秋田や山形の山間部で旧正月の頃に行われる梵天祭は、神を迎えるための竹竿の依代を山に立てる行事である。色とりどりの紙や布で飾られた梵天は、雪原に立つと驚くほど鮮やかで、しかし同時にどこか厳粛な気配を持っている。

梵天は、本来は仏教の「梵天」(ブラフマー)に由来する語であろうが、東北の民俗行事におけるそれは、必ずしも仏教の神格とは結びつかない。むしろ、地域の山の神、田の神を迎える依代として機能している。

横手の梵天

横手市の旭岡山神社の梵天奉納行事は、毎年二月十七日に行われる1。各町内会が独自の梵天を作り、行列となって神社まで運び、奉納する。
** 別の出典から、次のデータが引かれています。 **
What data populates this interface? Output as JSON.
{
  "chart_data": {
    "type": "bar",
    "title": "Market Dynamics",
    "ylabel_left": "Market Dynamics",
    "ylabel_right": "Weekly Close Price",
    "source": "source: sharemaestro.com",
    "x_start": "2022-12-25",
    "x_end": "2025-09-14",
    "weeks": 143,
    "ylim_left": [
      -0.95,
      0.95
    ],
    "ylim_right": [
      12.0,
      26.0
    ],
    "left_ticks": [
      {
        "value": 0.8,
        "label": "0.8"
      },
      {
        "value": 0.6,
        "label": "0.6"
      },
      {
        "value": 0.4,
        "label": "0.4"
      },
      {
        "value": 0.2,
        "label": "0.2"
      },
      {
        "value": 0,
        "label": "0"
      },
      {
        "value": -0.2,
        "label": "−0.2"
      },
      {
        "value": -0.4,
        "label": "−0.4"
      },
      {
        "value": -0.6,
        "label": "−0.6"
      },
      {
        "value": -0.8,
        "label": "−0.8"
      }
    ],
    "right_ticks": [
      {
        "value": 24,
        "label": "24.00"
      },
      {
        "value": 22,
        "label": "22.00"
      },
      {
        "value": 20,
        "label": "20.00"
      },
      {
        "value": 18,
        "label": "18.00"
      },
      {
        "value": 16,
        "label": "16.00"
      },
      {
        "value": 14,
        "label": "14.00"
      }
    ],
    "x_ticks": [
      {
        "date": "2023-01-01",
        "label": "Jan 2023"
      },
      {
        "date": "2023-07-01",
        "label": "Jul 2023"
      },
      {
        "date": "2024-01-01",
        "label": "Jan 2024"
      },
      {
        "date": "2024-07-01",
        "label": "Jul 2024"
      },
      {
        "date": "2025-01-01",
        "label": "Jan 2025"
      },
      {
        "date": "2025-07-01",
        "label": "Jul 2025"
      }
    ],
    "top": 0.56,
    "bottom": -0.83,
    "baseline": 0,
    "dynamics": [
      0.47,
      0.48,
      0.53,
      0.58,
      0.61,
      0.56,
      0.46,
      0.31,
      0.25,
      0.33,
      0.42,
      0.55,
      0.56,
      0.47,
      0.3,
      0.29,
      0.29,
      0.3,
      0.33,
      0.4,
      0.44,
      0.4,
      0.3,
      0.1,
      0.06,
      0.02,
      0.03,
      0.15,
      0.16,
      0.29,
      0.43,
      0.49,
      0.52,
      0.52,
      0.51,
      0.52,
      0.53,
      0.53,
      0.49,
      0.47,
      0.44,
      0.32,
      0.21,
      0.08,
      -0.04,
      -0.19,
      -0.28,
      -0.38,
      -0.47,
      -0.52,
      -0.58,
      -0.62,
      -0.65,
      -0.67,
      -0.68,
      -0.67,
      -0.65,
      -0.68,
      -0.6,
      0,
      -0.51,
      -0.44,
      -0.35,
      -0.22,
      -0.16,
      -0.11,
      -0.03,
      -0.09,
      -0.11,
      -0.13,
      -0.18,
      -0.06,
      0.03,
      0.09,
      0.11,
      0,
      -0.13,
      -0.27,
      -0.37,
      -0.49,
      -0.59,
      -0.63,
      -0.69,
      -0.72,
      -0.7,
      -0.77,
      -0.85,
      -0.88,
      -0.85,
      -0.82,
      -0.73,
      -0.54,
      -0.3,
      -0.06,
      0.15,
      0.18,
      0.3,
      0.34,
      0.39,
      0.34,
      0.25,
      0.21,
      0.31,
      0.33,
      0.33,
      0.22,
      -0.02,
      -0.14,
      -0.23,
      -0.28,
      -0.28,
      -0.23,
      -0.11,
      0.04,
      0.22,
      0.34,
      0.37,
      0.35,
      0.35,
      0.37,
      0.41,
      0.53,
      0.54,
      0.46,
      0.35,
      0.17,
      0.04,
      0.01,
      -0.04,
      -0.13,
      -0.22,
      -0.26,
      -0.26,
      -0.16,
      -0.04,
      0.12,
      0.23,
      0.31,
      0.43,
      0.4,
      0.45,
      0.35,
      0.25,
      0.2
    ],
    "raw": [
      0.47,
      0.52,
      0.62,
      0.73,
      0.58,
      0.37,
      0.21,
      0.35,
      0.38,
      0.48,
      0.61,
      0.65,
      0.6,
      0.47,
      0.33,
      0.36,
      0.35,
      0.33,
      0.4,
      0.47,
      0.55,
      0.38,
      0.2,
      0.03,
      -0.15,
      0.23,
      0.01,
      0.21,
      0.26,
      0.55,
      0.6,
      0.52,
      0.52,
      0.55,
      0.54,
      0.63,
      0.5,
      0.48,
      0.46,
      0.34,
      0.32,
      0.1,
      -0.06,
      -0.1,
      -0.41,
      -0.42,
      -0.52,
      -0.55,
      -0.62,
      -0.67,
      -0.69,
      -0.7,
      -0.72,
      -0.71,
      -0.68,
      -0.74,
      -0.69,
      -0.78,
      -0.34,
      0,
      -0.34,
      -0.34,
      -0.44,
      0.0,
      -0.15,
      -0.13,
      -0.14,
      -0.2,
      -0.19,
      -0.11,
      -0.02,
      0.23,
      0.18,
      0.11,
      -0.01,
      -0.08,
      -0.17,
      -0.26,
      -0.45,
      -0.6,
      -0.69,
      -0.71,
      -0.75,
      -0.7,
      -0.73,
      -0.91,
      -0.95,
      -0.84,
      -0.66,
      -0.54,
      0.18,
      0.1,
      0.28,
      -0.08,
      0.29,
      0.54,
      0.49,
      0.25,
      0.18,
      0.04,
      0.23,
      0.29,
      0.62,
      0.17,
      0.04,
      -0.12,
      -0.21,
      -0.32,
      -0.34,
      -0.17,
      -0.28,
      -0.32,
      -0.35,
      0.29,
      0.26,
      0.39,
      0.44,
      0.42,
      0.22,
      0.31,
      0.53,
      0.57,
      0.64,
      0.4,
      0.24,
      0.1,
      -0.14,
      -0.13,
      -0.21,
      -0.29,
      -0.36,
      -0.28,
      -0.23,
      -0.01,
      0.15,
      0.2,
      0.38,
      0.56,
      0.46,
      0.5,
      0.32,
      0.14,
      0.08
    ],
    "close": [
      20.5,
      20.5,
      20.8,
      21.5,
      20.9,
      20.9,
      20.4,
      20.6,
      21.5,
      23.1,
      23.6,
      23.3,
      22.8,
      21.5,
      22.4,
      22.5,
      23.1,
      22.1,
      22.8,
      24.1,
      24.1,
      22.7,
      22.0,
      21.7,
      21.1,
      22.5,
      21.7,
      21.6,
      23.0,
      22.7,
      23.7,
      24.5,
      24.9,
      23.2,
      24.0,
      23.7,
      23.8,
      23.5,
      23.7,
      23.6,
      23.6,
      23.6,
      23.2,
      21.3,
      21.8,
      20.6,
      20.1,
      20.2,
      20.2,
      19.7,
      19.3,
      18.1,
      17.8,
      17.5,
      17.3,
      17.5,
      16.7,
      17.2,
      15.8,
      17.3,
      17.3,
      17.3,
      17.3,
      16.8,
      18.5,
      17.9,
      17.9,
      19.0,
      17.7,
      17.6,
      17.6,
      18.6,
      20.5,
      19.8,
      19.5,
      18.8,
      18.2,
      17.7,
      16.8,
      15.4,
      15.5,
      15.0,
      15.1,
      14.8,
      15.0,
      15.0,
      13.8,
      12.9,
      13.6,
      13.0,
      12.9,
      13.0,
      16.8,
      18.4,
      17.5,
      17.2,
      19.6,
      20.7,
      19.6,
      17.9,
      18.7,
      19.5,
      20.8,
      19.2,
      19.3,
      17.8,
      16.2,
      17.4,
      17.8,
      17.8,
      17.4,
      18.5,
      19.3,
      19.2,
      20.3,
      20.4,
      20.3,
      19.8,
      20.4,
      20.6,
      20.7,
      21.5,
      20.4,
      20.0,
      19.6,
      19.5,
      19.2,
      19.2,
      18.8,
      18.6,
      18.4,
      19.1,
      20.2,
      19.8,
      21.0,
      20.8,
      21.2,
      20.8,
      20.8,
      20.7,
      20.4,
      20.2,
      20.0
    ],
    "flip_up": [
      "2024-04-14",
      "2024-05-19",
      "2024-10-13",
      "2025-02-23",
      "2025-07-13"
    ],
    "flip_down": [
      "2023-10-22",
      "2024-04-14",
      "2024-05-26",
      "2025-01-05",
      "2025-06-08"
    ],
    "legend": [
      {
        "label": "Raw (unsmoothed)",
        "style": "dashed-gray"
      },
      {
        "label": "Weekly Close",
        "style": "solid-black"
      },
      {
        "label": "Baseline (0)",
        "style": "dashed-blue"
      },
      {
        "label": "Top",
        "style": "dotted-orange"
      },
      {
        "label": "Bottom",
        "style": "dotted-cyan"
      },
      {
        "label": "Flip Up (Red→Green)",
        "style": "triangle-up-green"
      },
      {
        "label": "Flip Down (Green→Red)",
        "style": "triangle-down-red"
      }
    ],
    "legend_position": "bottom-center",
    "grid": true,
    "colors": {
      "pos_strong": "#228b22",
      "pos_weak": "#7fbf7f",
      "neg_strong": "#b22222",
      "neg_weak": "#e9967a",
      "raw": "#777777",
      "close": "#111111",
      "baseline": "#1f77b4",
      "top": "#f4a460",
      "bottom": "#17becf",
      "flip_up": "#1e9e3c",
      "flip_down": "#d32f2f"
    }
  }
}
梵天の頂上には鈴が付けられ、運ぶときに揺れて音を立てる。視覚と聴覚の両方が、神の到来を告げる装置となっている。

山と里の往来

梵天祭の核には、神が山に在り、定められた時に里に降りてくるという神観念がある。これは記紀神話の体系的な神々とは異なる、土着の神観念であり、その素朴さゆえに、災害や日常のなかで繰り返し更新されてきた。

形の変化

戦後、東北の人口減少に伴い、梵天行事は規模を縮小したり、簡略化されたりしてきた。それでも、完全に途絶えた地域は多くない。地域の人々は、形を変えながら、行事の核となる「神を迎える」という所作を残し続けている。

民俗行事は、文化財としての固定された形を持たない。むしろ、各世代が状況に応じて再編していく動的な実践である。梵天祭の鮮やかな色彩は、その動態のなかで、いまも東北の春を告げている。